Lorsqu'il a pris sa retraite, en 1985, il a laissé aux archives de La Presse des milliers de textes qui racontent la justice à Montréal.

Les plus vieux se souviennent encore de l'avoir vu déambuler en pantoufles dans les trois palais de justice où il a travaillé, dont il connaissait les moindres recoins et dont il était le patron - on ne le voyait jamais à La Presse.

Lui qui avait vu le futur juge en chef du Canada, Antonio Lamer, en culottes courtes (son père était procureur de la Ville) et connu tous les juges à leurs débuts comme avocat n'était intimidé ni impressionné par personne.

«Hey, Boilard, viens ici!», a-t-on pu l'entendre crier dans la salle des pas perdus, un beau midi, pour poser quelques questions au juge qui est encore le plus redouté des avocats.

Et les juges obéissaient à ses injonctions sans mot dire.

En pleine salle d'audience, alors qu'un magistrat marmonnait le jugement qu'il était en train de rendre, le journaliste à la retraite André Cédilot se souvient d'avoir entendu Lizotte dire: «Plus fort, on n'entend pas!» Une fois, deux fois... Sans succès. «La troisième fois, il a crié: PLUS FORT!», raconte Cédilot.
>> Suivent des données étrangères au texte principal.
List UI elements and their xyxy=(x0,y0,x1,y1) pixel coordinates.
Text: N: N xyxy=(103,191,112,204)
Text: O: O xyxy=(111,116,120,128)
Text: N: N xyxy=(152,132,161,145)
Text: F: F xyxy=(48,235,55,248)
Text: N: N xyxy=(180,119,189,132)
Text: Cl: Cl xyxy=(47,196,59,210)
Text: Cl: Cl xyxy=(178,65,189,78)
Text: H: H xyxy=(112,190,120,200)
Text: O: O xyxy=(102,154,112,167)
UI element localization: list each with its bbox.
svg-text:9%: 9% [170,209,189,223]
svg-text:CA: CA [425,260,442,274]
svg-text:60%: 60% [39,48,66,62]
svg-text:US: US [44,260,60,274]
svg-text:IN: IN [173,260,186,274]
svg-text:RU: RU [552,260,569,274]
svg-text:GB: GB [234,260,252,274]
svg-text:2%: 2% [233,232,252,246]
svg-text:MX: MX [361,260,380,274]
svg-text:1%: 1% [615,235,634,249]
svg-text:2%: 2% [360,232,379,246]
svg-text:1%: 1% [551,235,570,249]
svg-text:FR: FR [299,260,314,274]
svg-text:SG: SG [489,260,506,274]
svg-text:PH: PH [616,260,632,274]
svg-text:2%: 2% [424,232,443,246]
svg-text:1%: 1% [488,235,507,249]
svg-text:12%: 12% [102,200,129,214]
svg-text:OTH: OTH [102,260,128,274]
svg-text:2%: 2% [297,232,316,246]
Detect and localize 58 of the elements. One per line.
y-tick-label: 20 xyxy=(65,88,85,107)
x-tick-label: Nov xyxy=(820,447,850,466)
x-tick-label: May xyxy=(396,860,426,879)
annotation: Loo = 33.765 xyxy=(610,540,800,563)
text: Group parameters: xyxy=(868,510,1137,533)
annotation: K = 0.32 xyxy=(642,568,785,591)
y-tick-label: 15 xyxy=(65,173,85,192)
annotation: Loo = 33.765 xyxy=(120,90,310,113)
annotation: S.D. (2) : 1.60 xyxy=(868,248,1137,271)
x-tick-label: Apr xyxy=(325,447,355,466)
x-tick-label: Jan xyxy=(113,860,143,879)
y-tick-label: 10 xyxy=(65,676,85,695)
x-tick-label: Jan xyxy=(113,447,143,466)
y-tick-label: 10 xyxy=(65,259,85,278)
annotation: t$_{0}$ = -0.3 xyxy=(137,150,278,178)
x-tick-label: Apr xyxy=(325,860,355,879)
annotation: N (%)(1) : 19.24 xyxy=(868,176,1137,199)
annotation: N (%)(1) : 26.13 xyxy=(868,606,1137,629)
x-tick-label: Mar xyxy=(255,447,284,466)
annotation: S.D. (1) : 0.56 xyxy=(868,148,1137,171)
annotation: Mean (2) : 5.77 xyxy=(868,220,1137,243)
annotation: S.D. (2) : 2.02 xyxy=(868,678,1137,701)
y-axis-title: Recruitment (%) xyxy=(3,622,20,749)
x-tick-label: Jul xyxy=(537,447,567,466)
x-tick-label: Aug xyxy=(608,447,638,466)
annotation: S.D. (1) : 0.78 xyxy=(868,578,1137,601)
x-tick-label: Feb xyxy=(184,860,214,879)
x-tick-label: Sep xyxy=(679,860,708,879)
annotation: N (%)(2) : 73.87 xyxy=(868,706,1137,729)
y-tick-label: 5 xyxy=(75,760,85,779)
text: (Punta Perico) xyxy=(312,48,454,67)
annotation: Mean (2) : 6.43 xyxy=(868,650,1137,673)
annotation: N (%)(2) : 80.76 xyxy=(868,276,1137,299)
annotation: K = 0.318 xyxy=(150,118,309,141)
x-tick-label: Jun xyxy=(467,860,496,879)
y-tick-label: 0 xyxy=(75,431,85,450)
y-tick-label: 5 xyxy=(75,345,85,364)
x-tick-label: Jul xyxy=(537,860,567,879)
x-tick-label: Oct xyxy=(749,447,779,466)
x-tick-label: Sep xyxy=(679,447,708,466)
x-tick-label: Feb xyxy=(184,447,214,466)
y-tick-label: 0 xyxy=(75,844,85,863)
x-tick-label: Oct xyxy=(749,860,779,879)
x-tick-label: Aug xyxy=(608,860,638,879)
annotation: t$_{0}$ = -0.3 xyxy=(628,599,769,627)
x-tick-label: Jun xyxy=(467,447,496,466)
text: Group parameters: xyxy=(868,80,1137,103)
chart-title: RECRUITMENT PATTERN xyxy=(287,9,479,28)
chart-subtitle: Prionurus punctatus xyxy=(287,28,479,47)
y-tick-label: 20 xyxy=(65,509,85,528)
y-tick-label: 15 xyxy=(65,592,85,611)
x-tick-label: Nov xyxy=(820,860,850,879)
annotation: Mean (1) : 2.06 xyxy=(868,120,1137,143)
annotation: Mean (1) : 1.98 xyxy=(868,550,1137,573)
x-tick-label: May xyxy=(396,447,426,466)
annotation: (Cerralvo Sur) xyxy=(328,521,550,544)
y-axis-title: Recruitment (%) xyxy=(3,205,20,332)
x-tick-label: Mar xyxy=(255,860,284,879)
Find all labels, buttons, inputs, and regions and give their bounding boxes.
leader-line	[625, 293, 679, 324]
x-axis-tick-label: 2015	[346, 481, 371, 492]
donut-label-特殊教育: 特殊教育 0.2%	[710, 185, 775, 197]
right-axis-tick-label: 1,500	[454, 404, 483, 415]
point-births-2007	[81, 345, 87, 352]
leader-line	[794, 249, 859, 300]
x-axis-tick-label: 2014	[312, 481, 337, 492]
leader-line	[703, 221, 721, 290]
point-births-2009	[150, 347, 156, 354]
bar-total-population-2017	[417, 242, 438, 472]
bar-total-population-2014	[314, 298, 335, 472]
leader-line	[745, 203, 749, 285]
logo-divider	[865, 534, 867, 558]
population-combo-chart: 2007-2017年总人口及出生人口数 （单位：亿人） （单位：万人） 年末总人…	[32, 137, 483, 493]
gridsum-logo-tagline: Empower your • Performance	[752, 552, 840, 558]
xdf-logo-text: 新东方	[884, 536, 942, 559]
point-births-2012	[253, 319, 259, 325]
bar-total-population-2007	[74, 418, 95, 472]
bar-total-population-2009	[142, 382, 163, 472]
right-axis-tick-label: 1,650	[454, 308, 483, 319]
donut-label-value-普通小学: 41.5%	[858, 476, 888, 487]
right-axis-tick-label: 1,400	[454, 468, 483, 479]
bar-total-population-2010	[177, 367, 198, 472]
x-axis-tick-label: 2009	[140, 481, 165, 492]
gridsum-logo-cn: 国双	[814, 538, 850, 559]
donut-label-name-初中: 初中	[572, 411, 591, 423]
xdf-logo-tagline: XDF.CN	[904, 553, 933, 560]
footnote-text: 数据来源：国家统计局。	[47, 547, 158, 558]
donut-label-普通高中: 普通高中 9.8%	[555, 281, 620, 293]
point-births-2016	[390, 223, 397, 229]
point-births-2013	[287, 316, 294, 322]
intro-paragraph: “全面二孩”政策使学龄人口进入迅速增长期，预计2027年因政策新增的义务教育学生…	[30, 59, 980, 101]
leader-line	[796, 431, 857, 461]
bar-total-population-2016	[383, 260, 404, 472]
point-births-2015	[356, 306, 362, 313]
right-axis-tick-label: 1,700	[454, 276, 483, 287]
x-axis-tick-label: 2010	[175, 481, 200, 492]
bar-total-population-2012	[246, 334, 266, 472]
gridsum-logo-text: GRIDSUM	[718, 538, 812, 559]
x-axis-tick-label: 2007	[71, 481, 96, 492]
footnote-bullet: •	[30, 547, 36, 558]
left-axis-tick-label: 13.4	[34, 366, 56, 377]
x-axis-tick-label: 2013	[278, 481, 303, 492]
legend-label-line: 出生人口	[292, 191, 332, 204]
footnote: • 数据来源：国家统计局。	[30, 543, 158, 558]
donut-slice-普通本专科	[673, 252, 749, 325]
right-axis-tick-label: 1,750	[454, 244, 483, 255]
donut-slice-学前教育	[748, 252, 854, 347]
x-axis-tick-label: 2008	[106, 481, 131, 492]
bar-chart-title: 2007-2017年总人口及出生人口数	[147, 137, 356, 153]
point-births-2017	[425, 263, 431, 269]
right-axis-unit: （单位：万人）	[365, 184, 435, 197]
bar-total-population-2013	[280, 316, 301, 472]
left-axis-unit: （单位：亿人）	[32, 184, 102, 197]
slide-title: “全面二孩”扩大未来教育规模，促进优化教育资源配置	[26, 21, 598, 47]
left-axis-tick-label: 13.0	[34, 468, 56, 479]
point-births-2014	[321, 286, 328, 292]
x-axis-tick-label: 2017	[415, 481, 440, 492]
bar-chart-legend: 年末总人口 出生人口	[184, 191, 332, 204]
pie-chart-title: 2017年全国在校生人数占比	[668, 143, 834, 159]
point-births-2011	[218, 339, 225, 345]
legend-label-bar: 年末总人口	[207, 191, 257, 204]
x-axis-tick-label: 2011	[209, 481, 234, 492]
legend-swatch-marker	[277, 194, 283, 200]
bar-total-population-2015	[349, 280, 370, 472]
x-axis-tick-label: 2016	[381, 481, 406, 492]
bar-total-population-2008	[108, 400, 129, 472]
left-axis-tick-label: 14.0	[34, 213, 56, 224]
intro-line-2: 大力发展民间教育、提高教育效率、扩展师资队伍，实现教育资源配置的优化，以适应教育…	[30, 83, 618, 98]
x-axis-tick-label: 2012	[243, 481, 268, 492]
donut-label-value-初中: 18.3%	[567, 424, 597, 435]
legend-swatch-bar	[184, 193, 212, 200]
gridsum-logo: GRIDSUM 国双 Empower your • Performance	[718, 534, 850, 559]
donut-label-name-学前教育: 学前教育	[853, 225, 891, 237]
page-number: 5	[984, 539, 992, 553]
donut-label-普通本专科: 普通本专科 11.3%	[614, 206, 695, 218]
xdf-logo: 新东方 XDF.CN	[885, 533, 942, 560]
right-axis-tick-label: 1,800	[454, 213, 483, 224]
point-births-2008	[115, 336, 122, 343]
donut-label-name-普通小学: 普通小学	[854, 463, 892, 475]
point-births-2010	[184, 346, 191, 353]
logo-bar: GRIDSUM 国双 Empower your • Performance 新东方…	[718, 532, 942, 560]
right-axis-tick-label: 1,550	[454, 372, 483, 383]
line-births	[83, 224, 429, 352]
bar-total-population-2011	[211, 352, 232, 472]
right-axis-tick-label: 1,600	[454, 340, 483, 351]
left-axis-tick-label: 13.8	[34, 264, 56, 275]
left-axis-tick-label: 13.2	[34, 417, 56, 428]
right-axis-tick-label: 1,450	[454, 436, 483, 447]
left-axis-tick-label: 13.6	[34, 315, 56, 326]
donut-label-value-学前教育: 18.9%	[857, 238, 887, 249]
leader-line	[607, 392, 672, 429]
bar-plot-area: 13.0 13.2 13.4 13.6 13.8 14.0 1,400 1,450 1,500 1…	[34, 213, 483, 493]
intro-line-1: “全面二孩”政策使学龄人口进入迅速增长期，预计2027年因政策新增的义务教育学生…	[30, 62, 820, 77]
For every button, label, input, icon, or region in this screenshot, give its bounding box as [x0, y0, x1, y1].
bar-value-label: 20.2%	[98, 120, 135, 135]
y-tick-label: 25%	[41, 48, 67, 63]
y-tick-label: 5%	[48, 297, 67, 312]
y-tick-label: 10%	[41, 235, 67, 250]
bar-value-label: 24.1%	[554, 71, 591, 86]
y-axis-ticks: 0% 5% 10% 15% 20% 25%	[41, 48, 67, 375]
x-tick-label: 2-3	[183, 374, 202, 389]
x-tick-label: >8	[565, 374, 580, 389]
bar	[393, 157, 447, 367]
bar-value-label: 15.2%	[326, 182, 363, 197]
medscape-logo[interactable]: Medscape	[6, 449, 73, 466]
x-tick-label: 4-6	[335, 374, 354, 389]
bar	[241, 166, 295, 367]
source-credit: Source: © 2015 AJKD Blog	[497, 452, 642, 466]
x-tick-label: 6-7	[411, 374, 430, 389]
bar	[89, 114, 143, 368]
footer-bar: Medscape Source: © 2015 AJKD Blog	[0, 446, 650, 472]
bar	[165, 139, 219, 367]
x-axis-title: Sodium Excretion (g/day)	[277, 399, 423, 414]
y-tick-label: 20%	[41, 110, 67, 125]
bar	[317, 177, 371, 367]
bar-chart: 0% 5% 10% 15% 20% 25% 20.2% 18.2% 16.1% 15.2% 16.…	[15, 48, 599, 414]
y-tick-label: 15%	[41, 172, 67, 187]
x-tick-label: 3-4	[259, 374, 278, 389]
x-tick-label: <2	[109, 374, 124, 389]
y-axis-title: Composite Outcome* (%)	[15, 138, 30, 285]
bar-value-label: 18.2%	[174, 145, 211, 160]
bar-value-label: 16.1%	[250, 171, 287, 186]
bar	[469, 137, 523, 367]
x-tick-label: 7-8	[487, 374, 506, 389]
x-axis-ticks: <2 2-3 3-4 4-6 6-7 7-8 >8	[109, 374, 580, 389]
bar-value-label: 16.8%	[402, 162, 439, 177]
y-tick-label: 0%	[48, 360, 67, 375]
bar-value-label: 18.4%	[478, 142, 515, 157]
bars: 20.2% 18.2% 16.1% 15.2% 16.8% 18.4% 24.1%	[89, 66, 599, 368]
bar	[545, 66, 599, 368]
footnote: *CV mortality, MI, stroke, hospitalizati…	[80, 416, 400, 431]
Le juge, secoué, s'est aussi conformé à sa demande.

«Il a été, pour moi et pour toute une génération, un vrai mentor», dit Cédilot, qui a pris sa retraite de La Presse l'an dernier.

«Il nous a tout montré, au palais. Si je l'appelais pour lui poser une question, il pouvait m'écrire mon texte au téléphone en cinq minutes. Il faisait régulièrement cinq, six, huit textes dans une journée.»

M. Lizotte était le chef de la salle de presse et distribuait les affectations aux journalistes des différents médias, qui devaient se partager les fruits de leur couverture à la fin de la journée. Les lecteurs plus âgés se souviennent de sa plume fine, de son sens de l'humour et de son esprit caustique.

«Il m'a appris le métier. C'est lui qui a transformé le reportage judiciaire, pour le différencier du reportage de faits divers», dit Rodolphe Morissette, retraité du Journal de Montréal et auteur de La presse et les tribunaux: un mariage de raison.

«Il avait des idées sociales avancées pour l'époque, lui qui a commencé dans les années 40, ajoute-t-il. Il avait un sens de la justice, au fond: il savait d'instinct si la réponse d'un juge était juste. Il n'a jamais cherché à se faire des amis dans le milieu.»

Il n'en avait pas moins gagné le respect général, au point où l'avocat Gabriel Lapointe a réuni 300 personnes dans une salle de spectacle le jour de son départ à la retraite.

Il laisse notamment dans le deuil sa fille, Monique. Une cérémonie aura lieu au 8989, rue Hochelaga, demain à 19h.